吳媽擦了擦眼淚:“是呀,回來就好,回來就好。”也許是莫辰澤太關心他哥哥了,也不管我們是否有千言萬語,直接拉著我往樓上走去,走到半中央似乎覺得拉著我不合適,連忙放下手,繼續往前麵走去,到了一個門口突然停了下來。
莫辰澤說道:“我哥他就住在這裏麵,可是他最近毒癮加重有點喜怒無常,我希望你能理解一下。隻要你留著我哥身邊,我可以什麼都不要,哪怕之前給你們家搶來的任何東西,我都可以通通還給你。”聽到他這番話,踏月覺得時間真能改變人,以前那個嘻嘻哈哈,總是被自己哥哥保護的人,如今確換成保護別人了。可是她想對他說我什麼都不想要,隻要我的老韓回來就好,可是回不來了,不是嗎?想想多說無益,變隻回答:“放心,既然我答應過來自然會盡心盡力。”其實這是說給別人聽也是在說給自己聽的,自己不是聖人,裏麵那個是害死父親的凶手,可是既然來了,不想要讓老韓失望。因為老韓一直說,那條路是他自己選的,他希望自己的女兒能放下仇恨,隻要快快樂樂的活著就是愛他,也不想讓他失望,他就如父親一樣拉著我往太陽的地方走,不願讓我在陰影裏麵自憐自哀,他總說恨一個人很累,而我不適合去恨人,我應該像那向日葵一樣,朝氣蓬勃的。
雖有心理準備了,可是打開門還是有點被眼前的景色驚嚇到,當年那個總是冷冰冰一張臉可是卻總是有一股霸氣給人無形壓力的人,現在確衣冠不整,正在拿著針往自己的手臂紮,似乎聽到門開的聲音,放下手上的針,把自己身邊可以扔的東西隨手拿起來往門口扔過來。
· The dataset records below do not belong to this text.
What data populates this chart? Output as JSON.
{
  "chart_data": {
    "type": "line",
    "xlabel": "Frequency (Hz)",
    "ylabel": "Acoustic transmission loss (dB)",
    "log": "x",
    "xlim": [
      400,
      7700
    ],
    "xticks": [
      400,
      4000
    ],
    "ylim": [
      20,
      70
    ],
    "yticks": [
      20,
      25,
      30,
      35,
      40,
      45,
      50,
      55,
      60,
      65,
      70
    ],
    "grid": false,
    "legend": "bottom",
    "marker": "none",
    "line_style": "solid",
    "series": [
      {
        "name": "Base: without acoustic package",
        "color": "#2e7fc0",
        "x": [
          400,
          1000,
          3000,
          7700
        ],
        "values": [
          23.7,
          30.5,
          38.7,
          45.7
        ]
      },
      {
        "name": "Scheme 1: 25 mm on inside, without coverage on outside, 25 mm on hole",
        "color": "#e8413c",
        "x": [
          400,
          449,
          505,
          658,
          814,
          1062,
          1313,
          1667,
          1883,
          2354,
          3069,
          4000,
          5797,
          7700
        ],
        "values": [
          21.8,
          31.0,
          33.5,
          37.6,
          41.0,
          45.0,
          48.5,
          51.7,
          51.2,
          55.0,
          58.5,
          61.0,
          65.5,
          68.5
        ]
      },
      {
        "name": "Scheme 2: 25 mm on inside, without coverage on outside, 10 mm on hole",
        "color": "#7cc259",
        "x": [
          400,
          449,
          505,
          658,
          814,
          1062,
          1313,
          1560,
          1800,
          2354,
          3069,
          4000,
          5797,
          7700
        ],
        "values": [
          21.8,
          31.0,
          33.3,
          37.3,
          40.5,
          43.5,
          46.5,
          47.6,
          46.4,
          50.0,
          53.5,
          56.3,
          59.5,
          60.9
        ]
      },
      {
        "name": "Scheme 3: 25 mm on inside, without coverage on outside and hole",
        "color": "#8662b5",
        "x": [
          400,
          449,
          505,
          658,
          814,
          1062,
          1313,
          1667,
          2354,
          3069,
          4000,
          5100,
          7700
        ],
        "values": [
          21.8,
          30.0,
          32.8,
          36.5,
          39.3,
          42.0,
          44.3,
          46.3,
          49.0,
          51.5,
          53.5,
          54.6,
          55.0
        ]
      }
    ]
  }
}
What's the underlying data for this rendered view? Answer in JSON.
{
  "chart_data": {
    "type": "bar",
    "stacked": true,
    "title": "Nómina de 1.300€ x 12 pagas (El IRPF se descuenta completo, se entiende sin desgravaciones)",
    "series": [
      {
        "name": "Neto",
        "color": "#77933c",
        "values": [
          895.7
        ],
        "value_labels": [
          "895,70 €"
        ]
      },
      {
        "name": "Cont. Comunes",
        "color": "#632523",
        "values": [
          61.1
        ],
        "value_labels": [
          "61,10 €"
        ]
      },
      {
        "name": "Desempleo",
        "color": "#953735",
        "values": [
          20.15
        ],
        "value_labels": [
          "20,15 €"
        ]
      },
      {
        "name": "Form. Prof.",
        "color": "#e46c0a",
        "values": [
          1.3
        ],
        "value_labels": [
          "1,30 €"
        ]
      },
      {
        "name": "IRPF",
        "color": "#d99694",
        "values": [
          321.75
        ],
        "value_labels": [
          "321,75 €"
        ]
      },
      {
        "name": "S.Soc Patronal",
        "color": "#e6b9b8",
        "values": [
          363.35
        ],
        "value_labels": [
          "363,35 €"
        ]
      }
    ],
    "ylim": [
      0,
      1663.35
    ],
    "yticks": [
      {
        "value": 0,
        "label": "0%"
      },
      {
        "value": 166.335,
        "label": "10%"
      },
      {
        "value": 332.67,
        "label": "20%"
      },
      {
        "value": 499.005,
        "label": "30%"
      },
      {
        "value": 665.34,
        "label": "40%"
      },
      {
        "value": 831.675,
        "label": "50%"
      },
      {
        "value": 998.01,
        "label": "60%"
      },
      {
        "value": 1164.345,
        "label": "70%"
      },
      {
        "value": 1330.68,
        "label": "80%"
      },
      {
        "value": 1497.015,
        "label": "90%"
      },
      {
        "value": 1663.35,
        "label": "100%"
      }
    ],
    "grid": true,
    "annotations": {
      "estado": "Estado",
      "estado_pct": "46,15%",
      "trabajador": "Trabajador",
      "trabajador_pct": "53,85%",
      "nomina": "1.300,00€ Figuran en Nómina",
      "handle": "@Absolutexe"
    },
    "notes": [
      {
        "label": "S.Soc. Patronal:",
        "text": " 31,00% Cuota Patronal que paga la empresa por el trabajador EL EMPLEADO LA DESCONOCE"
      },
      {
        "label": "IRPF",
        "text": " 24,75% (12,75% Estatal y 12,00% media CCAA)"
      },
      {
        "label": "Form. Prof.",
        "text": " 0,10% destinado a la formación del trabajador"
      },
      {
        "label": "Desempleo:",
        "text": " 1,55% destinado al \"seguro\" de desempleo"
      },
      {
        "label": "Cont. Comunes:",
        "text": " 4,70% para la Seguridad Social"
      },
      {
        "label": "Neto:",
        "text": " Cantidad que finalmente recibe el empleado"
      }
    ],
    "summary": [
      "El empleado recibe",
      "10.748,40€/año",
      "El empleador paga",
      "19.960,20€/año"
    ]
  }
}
就在我快被砸到的時候,莫辰澤連忙拉著我,用身子擋在我前麵,而那些隨手拿來的東西就這樣毫無意外的打在了他身上。
當東西砸完後,踏月直接越過他,沒有谘詢他是否那裏受傷,而是直接走到窗戶前,大力的把兩邊窗簾拉開。本來坐在地板上,準備吸毒的人,隨手又拿起來東西準備砸向我,可是手突然停在了半中央,由於一直處於黑暗中,突然有點不適應,連忙閉眼,可是不一會又睜開,似乎有點不相信自己看到的,就這樣愣在那邊。踏月不等他反應直接對著莫辰澤說:“把所有毒品收走,如果他毒癮患了,拿冰水給他泡,等毒癮過了再讓他出來,還有叫個人把這些亂七八糟的收拾一下。”也不等莫辰澤反應,直接越過他們下樓去了。